FILE Virginia Gov. Terry McAuliffe (D) on Tuesday ordered state officials to issue regulations that would reducethe state’s carbon emissions. (Steve Helber/AP)

Virginia Gov. Terry McAuliffe (D) ordered state officials Tuesday to create regulations that will reduce carbon emissions from power plants and emphasize clean energy sources such as solar, a plan similar to the federal policy that President Trump has threatened to rescind.

McAuliffe, hoping to have new rules in place before he leaves office in January 2018, said states cannot wait any longer for the federal government to act, especially when the sea-level rise predicted in coastal communities as a result of global warming is already threatening Hampton Roads. Half of Virginia’s inland counties face increased risk of water shortages in the next 30 years because of climate change, he said.

“I wish we had a national standard,” McAuliffe said after signing the directive at an event at Alexandria’s water treatment plant. “But Virginia cannot and will not stand idly by while the federal government abdicates its role.”

His action has the potential to alter the national dialogue on climate change, said Walton Shepherd, a senior staff attorney for the Natural Resources Defense Council.

“This will be enough when other states follow Gov. McAuliffe’s lead and cut their carbon as well,” he said. A 2.5 percent reduction in carbon emissions annually over the next dozen years would result in a significant drop, he noted. “If other states get involved, that will drive significant enough changes to honor our international agreements.”

The Chesapeake Climate Action Network issued a report last year that gave McAuliffe a grade of D+ on carbon pollution and clean power. But its director, Mike Tidwell, on Tuesday called McAuliffe’s order “very compelling” and argued that McAuliffe should now drop his support for offshore drilling and gas pipelines from West Virginia.

“It looks like the governor, although very late in his administration, has pulled together a regulatory approach that could make a real difference,” Tidwell said. “This has the potential to be a really big deal.”

McAuliffe’s plan sparked immediate pushback from Republicans.

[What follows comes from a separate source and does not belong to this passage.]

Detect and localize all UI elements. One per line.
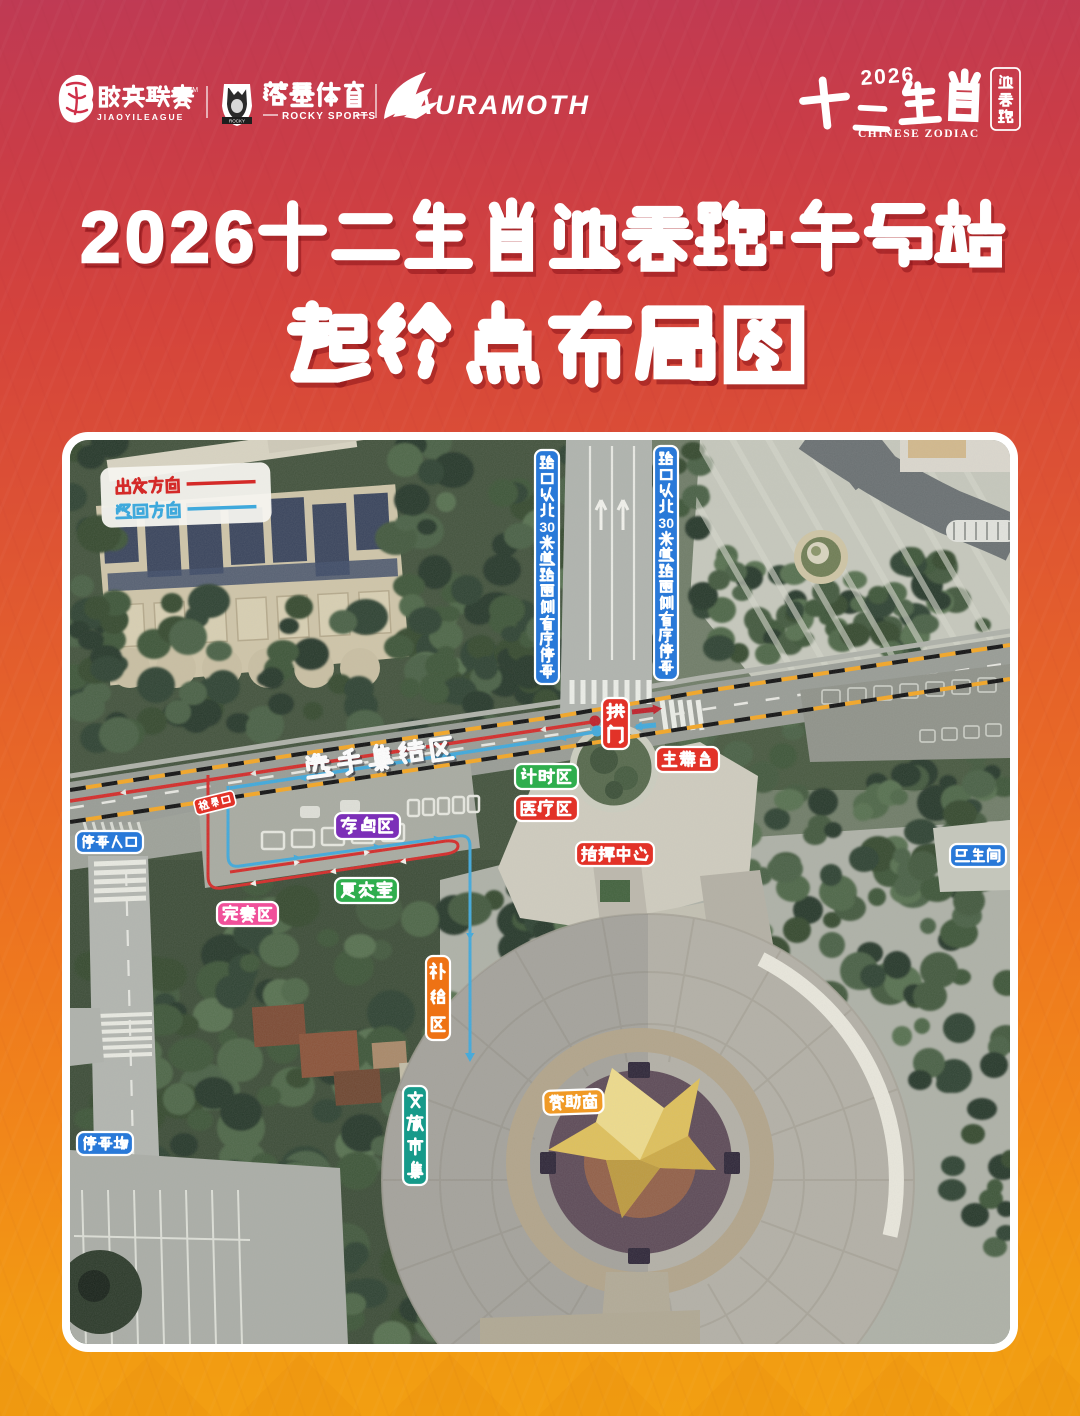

House Speaker William J. Howell (R-Stafford) called McAuliffe’s action “a broad assertion of regulatory authority, Washingtonesque in both its nature and scope. The governor is attempting to implement a failed national policy in the commonwealth that will further hamper economic growth at a time when we desperately need policies to get Virginia moving again.”

Howell said McAuliffe is ignoring the legislative process with his directive, and he will “take every action necessary” to ensure that major policy changes go through the General Assembly.

The chairman of the Republican Party of Virginia also denounced McAuliffe’s plan, saying in a statement that “the free market has led to significant year over year reduction in carbon emissions. Terry McAuliffe’s decision to ‘resist’ common sense environmental policy will drive up prices for consumers, cost Virginians jobs, and make it even more difficult to grow our economy.”

McAuliffe appeared Tuesday with business leaders, the head of the regional branch of the American Lung Association and a retired rear admiral, who testified to the importance of reducing greenhouse gases and preparing for the effects of the change that is underway. Solar energy firms now employ 3,236 people in the state, twice as many as coal companies employ.

Virginia’s secretary of commerce and trade, Todd P. Haymore, said companies that are considering moving to the commonwealth are increasingly asking about renewable sources of energy.

“As we recruit [businesses], it is always part of the deal,” he said. “We may talk about workforce and transportation and incentives, but our commitment to renewables is always asked about. Ten years ago, even five or six years ago, we didn’t really have that discussion.”

Also Tuesday, a new Pew Research Center poll found that 83 percent of Americans say increasing use of renewable energy is a top or important priority for the nation, and a majority think government regulations are necessary to ensure that goal.

McAuliffe and 11 other governors sent a letter two weeks ago to Trump urging him to honor the Paris climate agreement, which calls for cutting U.S. greenhouse gas emissions 26 percent to 28 percent below 2005 levels by 2025. The Virginia governor said he will partner with those states to multiply the impact of the carbon cap and make sure the state is ready to allow organizations to trade their right to emit carbon.